I do not intend to answer these questions here, but only to pose them. From Badiou I want to retain the rarity of politics, the theory of events, the notion of a subject as that being that is convoked by an event (or in Guattari’s and Sartre’s terminology, a collective), and his understanding of truth-procedures. From his politics I want to retain the egalitarian axiom. But as soon as politics shifts to cosmopolitics, the egalitarian axiom encounters limits and we require a new set of axioms for relating to the nonhuman. The question lies in determining just what those axioms might be. We might wish to retain the axiom of equality and say that all organisms should be treated equally, but as Cary Wolfe pointed out to me last week, this 1) lands us back into the worst biopolitics of eugenics, and 2) creates an entire mess once we begin raising questions of inter-species relations between nonhuman species. If, for example, a virus is bringing about the extinction of a particular type of organism, equality would seem to demand that we promote both the virus and the organism nearing extinction. How do we decide?

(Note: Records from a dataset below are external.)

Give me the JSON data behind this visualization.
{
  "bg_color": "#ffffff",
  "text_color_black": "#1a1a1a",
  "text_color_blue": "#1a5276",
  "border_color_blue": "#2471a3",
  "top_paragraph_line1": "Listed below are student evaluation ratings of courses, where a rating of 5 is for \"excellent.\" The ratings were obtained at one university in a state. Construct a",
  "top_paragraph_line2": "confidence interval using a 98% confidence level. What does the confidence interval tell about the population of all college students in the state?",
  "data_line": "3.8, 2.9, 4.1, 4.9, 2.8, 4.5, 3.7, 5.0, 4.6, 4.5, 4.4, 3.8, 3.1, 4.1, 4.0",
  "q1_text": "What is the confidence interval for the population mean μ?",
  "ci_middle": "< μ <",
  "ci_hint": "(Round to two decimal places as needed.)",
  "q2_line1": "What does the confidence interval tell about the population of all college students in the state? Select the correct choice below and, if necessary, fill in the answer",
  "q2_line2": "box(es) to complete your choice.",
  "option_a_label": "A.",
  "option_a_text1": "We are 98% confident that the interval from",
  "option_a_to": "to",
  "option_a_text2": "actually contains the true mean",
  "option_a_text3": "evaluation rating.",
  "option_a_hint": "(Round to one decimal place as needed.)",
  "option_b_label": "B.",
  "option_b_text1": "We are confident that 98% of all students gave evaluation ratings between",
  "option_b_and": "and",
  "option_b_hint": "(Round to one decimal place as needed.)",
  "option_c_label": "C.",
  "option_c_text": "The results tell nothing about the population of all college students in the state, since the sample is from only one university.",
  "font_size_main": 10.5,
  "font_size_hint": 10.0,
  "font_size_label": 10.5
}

This is what I know: politics must become cosmpolitical, which is to say, ecological. I also know that politics must be radically egalitarian and anarchic, eschewing hierarchy, the avant-gard, exclusion, and parties. This is what I don’t know: How to pose the question of what it means for politics to become ecological or cosmopolitical, what a truth-procedure looks like for a cosmopolitics, and what sorts of axioms it might rest upon. Hopefully this is a little step along the way and others will have some interesting insights– that don’t involve talking about Stengers and Latour, as these are questions of real politics, not scholarly footnotes –to contribute to thinking these things.